Modulation of antigen processing and cross presentation by endogenous and exogenous heat shock proteins for stimulation of CTL-mediated immunity.

The immune system functions to recognize and eliminate infectious agents that cause disease. Considerable success has been achieved in protecting humans and animals against infectious diseases with the use of vaccines. However, new methods of vaccination and greater understanding of ways to boost the strength of immune responses are needed to protect against new diseases and to eliminate infections that are not well seen by the immune system. New vaccine formulations and improved methods to stimulate immune responses also have the potential to protect against, and even eliminate, some cancers. Potent immunity is mediated by 'killer' T cells, which can directly destroy target cells that are infected by virus or bacteria, or that are otherwise recognized as abnormal, such as tumour cells. The components of the infectious agent or abnormal cell that are recognized by the immune system are made inside the cell, and have to be processed and displayed outside the cell to be recognized by T cells. We currently believe that immune cells called dendritic cells must also acquire the components of the infected cells, probably by 'eating' fragments of similarly infected cells, and use these foreign fragments to teach some of the T cells to become killer T cells. Some heat-induced proteins in infected cells and tumour cells, have been found to increase the stimulation of killer T cells. This research project will examine the effects of production of heat-induced proteins by target cells and dendritic cells, on inducing a strong killer T cell responses against a component of a virus which is expressed in the target cells. The target cells, or dendritic cells which have 'eaten' the target cells, will be used as a vaccine to test whether immunity against the 'infected' cells is generated. Also, the changes in the dendritic cells that induce strong killer T cell responses against the modified target cells, will be fully analysed. These experiments will reveal mechanisms that enhance immunity to intracellular components and will identify ways to improve the design of the next generation of protective vaccines.

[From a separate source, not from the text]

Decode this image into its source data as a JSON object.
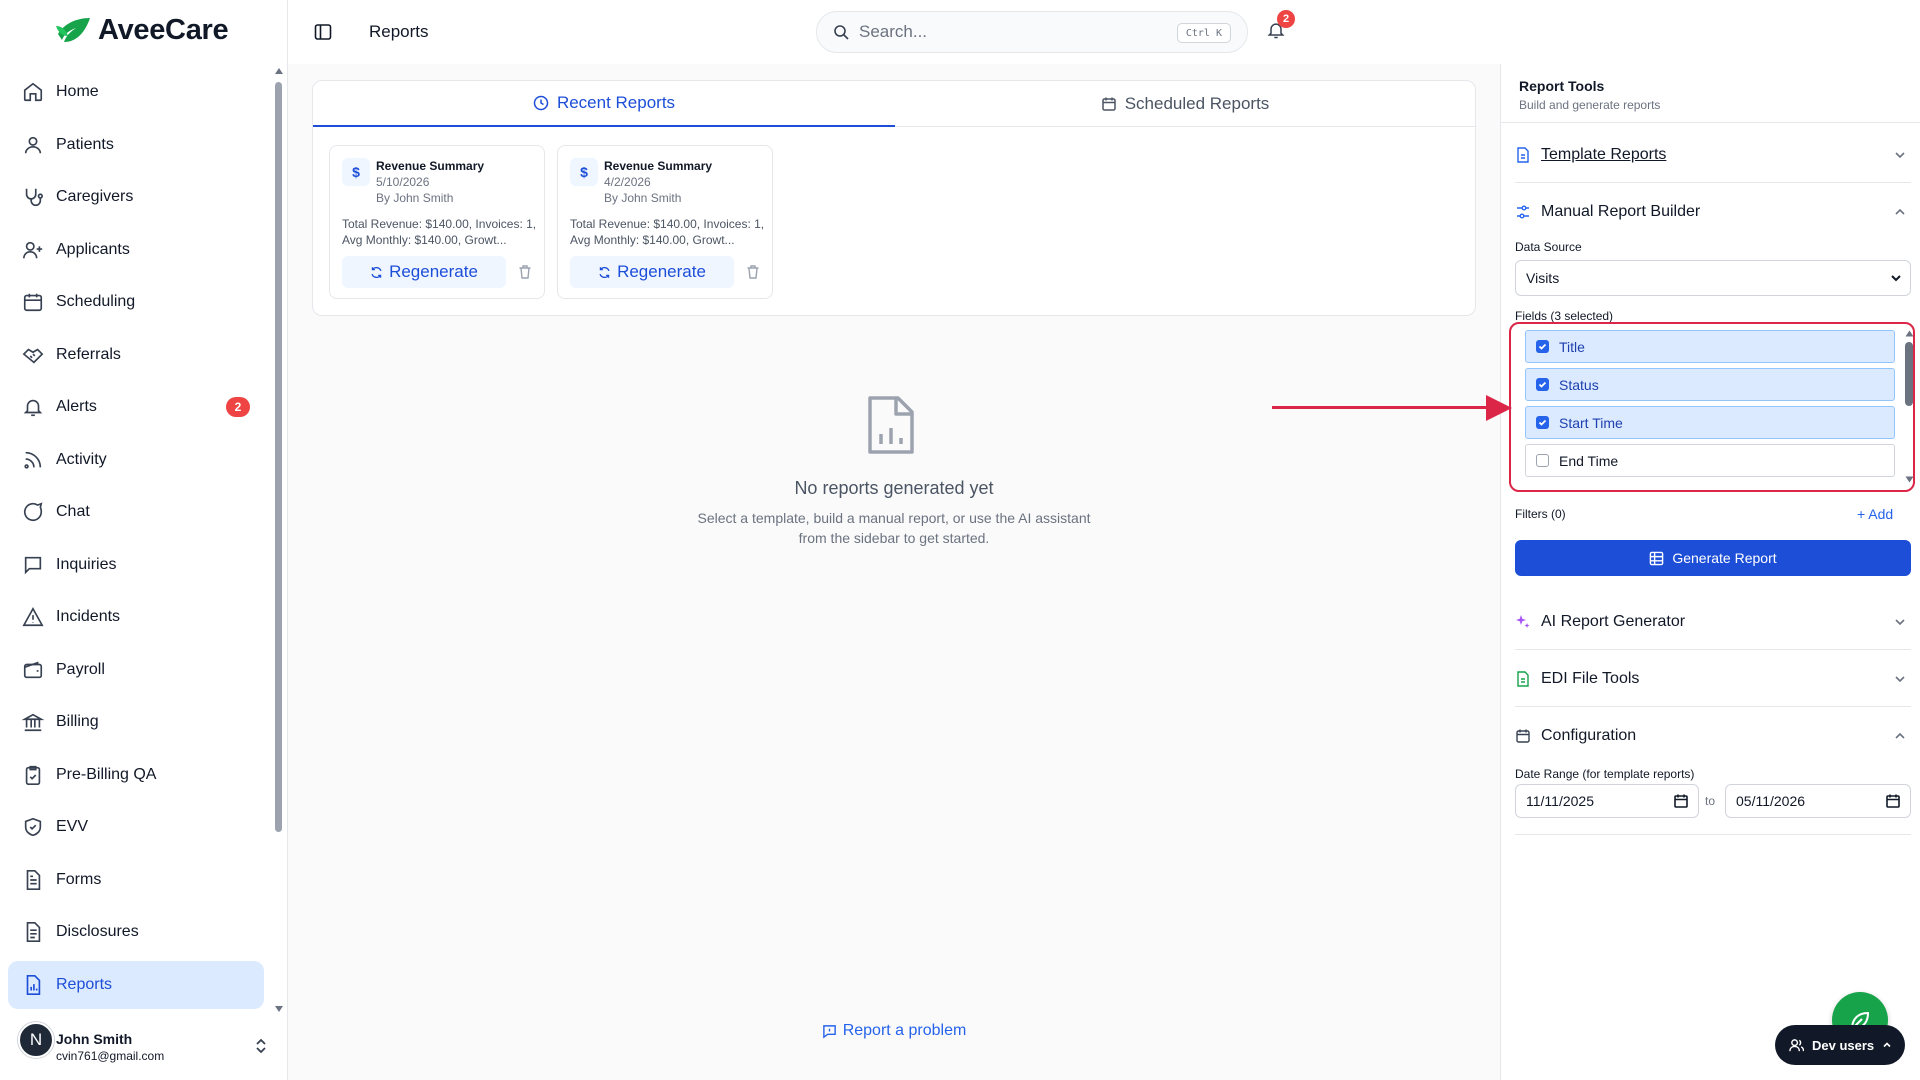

Generation of adaptive immunity against intracellular pathogens and growing tumours requires acquisition of exogenous cell-associated antigens by professional antigen presenting cells (APCs), processing these components for loading on to MHC class I molecule, and presentation to CD8+ T cells, known as cross-priming. Pancreatic islet beta-cells containing the glycoprotein of lymphocytic choriomeningitis virus (LCMV-GP) are poor inducers of CD8+ T cell stimulation, due to inefficient cross-presentation of the immunodominant epitope peptide GP33-41. Expression of supplemental heat shock cognate protein 70 (Hsc70) in the beta-cells markedly enhances stimulation of GP33-41 specific T cells in mixed beta-cell, APCs, and T cell cultures. The research project will investigate the ability of heat shock proteins to enhance dendritic cell (DC) function and stimulate cross priming of CD8+ cytotoxic T lymphocytes (CTLs) by cellular antigen. Two mechanisms mediating enhanced T cell stimulation will be examined. First, enhanced cross presentation will be examined for requiring chaperone function of Hsc70 and the pathway of cellular LCMV-GP trafficking, processing for class I epitope loading, and surface presentation characterised. Second, the innate immune signalling function of both endogenous and exogenous Hsc70, Hsp70 and microbial Hsp71, will be investigated for stimulating cell associated antigen uptake, processing, MHC class I loading, and induction of DC co-stimulatory function for T cell activation. The enhanced T cell stimulation by HSP-associated cellular antigen loading of DCs will be tested for activation of CTL function in a mouse model of CD8 T cell mediated autoimmunity, and for the ability to mediate elimination of tumour cells expressing viral protein target epitopes. The results will identify potential improvements to adjuvant and cell based vaccine design for treatment of infectious pathogens and cancer.